Pada tahun 50 Hijriah, beliau dikhianati oleh isterinya, Ja'dah binti Ash'ad yang menaruh racun ke dalam minuman Imam Hasan as. Menurut sejarah, Muawiyah adalah dalang di balik konspirasi pembunuhan putra tercinta Rasulullah saw ini. Akhirnya, pribadi mulia yang dịcintai Rasulullah Saw itu berpulang ke rahmatullah sebagai syahid. Upacara pemakamannya dihadiri oleh Imam Husein as dan keluarga Bani Hasyim. 


Saat prosesi pemakaman, ada pihak-pihak yang tidak setuju bila Imam Hasan as dikuburkan di sisi makam Rasulullah saw. Ketidaksetujuan itu dibuktikan dengan hujanan anak panah ke keranda jenazah suci Imam Hasan as. Setelah kesekian kalinya keluarga Rasul saw dianiaya, maka mereka harus kembali bersabar.

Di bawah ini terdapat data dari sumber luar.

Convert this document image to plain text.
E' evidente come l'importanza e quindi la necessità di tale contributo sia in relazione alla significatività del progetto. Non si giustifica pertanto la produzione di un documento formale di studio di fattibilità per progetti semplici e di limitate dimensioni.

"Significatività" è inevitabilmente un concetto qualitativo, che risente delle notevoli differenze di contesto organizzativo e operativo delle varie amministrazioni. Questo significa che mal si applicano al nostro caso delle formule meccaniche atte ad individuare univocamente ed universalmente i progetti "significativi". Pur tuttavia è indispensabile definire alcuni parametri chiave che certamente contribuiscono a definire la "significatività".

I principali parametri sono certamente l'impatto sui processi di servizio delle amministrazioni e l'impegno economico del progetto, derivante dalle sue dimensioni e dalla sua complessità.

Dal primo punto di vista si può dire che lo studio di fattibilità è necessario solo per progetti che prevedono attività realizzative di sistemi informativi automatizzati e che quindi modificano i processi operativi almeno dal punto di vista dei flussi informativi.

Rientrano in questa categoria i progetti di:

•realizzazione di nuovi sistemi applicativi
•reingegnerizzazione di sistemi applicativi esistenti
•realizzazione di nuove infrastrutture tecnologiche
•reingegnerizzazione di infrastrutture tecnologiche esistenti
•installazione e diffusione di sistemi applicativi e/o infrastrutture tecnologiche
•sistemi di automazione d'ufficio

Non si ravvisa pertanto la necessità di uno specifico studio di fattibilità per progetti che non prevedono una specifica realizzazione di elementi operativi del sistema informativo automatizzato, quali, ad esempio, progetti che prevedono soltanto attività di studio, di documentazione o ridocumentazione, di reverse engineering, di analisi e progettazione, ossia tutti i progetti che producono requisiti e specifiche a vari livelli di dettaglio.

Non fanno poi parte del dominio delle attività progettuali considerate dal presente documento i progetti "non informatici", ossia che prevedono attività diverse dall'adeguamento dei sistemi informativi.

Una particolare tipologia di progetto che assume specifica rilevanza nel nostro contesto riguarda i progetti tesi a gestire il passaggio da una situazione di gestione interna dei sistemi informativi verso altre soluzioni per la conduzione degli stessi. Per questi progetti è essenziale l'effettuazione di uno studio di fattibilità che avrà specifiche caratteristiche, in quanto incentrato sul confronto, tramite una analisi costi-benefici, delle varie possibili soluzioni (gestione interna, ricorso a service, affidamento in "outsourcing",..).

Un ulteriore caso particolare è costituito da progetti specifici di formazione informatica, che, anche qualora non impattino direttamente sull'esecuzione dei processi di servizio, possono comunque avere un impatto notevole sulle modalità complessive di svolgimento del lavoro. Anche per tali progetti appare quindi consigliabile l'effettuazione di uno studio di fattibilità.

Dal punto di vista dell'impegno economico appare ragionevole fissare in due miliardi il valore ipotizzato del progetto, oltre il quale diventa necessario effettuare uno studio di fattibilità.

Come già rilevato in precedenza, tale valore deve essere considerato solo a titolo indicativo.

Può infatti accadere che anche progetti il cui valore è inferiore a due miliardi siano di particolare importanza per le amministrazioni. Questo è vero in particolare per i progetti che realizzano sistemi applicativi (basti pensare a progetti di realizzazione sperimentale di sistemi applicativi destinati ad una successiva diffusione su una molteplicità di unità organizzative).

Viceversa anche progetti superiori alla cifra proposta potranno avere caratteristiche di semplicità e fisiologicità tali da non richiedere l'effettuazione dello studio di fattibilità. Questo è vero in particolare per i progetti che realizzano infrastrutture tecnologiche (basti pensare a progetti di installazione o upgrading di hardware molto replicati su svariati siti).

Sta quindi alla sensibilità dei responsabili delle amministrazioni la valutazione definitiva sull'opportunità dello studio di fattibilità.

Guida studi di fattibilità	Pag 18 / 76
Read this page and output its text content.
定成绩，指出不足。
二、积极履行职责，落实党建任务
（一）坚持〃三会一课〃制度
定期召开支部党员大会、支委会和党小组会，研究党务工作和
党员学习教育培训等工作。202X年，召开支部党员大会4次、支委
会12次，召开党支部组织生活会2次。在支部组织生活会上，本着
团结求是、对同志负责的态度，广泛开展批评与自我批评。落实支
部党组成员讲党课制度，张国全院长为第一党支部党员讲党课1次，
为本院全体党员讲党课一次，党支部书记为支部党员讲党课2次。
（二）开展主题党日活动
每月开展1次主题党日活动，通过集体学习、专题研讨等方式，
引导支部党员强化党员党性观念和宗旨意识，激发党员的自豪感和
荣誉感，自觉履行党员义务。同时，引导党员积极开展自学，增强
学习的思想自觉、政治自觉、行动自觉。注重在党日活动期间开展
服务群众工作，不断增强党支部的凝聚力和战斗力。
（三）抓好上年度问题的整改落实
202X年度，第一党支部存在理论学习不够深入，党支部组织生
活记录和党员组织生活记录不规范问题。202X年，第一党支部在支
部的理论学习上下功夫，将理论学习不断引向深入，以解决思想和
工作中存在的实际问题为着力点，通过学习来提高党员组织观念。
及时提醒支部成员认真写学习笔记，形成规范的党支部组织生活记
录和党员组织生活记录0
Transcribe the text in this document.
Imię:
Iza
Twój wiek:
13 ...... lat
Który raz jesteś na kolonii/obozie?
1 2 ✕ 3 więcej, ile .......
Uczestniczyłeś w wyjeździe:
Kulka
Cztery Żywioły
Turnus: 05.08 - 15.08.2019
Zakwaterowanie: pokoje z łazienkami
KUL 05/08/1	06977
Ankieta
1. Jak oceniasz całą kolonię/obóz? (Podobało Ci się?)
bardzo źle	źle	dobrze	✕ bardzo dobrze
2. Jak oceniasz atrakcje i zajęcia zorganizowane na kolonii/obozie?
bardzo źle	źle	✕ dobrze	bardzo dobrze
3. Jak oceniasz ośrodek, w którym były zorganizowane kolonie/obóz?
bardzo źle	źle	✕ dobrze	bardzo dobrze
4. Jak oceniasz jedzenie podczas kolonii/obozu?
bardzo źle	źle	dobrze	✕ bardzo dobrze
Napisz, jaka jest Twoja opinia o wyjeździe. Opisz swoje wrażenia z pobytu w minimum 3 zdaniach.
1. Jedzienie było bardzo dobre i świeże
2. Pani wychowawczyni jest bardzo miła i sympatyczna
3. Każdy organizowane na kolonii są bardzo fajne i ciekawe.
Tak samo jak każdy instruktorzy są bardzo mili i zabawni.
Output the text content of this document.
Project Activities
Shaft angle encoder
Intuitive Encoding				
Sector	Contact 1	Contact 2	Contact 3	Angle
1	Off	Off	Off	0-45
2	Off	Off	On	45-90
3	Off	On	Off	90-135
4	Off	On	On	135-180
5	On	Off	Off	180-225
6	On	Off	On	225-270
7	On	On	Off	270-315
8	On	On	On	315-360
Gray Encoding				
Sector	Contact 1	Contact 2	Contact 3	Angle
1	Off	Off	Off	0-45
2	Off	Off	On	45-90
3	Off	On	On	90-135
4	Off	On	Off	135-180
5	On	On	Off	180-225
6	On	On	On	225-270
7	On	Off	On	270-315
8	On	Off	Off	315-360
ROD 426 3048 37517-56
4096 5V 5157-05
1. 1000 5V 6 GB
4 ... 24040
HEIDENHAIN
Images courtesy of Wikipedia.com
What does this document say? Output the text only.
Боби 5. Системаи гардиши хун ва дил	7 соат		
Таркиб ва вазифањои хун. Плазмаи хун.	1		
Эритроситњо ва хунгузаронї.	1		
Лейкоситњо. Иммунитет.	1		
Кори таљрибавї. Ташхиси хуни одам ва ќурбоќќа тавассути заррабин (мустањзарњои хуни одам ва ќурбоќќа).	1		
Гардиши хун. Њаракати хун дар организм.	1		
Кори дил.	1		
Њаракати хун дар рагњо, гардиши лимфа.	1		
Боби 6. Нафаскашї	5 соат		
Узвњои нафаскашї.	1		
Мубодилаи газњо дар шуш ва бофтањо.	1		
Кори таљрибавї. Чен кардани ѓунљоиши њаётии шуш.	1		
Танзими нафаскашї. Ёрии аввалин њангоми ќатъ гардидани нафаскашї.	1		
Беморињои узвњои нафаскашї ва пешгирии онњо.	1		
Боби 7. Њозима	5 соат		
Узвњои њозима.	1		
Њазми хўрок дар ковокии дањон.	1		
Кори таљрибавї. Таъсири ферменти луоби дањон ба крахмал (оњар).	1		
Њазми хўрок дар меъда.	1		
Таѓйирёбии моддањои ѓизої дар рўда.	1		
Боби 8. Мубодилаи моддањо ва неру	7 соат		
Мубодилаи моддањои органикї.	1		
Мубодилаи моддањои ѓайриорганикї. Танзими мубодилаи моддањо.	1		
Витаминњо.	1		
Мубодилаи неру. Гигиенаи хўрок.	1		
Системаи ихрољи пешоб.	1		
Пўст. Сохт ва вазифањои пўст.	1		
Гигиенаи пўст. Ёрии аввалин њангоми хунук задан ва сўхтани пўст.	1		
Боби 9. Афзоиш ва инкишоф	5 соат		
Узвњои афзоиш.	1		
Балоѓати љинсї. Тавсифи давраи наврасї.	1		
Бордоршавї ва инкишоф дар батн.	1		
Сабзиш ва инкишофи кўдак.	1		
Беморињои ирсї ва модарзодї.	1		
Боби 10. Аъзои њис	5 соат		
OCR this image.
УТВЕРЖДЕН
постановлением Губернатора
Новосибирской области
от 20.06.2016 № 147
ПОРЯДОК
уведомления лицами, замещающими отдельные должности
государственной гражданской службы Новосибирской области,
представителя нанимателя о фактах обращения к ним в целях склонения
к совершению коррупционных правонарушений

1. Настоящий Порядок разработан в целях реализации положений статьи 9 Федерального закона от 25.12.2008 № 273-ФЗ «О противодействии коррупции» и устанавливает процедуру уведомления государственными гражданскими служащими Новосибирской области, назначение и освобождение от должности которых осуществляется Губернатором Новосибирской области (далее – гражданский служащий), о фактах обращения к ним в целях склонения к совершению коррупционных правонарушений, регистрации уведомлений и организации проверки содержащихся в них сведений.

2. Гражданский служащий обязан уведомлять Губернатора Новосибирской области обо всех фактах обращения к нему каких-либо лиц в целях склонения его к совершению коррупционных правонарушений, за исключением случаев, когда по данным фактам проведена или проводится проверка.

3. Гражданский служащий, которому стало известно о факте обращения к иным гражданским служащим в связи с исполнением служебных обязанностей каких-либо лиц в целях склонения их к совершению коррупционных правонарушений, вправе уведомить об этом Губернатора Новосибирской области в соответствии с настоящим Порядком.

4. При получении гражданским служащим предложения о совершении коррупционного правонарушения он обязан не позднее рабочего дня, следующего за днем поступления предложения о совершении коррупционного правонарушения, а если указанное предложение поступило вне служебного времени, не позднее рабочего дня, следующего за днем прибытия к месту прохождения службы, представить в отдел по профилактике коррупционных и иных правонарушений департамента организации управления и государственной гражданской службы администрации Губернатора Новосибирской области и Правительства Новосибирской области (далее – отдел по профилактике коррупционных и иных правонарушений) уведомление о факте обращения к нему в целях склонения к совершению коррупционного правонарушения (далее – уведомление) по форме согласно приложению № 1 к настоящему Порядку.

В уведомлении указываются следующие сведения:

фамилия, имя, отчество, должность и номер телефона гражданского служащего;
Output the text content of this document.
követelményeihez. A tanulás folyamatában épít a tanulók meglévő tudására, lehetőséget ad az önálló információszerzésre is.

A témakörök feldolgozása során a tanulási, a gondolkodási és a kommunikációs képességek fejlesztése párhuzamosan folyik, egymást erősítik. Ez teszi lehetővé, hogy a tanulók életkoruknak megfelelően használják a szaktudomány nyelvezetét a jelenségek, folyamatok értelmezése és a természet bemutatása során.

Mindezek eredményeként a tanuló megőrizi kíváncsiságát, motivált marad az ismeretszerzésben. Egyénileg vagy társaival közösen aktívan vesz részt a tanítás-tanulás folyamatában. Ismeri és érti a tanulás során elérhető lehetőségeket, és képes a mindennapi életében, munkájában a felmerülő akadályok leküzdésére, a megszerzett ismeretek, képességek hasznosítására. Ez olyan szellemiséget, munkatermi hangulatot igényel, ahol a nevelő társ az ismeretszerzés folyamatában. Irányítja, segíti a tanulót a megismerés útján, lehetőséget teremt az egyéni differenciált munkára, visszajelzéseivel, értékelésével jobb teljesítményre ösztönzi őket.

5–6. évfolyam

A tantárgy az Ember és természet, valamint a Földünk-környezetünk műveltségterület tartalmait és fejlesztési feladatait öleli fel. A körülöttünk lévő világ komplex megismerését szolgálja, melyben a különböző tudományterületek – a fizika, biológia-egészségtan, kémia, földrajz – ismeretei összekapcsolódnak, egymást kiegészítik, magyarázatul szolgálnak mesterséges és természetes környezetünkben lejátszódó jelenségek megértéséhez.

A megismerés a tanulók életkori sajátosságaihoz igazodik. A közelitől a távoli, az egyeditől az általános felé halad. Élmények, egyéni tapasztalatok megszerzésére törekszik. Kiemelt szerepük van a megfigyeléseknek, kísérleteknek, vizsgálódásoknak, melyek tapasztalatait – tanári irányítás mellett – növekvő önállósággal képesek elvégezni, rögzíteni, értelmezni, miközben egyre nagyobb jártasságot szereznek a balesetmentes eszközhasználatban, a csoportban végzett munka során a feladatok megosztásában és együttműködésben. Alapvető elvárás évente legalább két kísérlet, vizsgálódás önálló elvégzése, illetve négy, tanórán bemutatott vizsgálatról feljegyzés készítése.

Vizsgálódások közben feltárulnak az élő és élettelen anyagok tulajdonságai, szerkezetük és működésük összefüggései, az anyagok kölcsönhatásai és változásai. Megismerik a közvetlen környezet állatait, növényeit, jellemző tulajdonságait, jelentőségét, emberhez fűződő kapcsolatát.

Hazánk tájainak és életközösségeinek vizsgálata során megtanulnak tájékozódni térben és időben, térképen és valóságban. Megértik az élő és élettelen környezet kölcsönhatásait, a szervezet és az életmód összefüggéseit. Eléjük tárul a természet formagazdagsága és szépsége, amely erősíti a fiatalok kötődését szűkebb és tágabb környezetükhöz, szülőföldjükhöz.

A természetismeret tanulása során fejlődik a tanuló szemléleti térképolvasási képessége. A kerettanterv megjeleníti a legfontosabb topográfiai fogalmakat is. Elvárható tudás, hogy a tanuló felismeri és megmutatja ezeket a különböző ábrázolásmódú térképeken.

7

Mereka kemudian mengalihkan pemakaman Imam Hasan as ke Jannatul Baqi' di kota Madinah.


Namun celakanya! Pada tanggal 8 Syawal 1344 H (21 April 1926), pekuburan Baqi' diratakan dengan tanah oleh pemerintah yang baru berkuasa di Hijaz saat itu, yaitu Dinasti Saud. Kini Imam Hasan as telah tiada, bahkan secara keji lokasi pemakamannya juga digusur. Namun perjuangan serta pengorbanan yang diberikan kepada Islam akan tetap hidup di sanubari setiap insan yang mengaku pencinta Muhammad saw dan Ahlulbaitnya.


Rujukan:

  1. Abdullah Harri, 16 Tokoh Keluarga Nabi Saw, Pendekar Islam Sejati, Cet. Al-Qalam, h. 39-44.
  2. Al-Arbili, Kayf al-Ghummah, Jld. II, h. 296
  3. Shahih Bukhari, kitab al-Libas, bab al-Sakhab li al-Shibyan, no hadis 5545.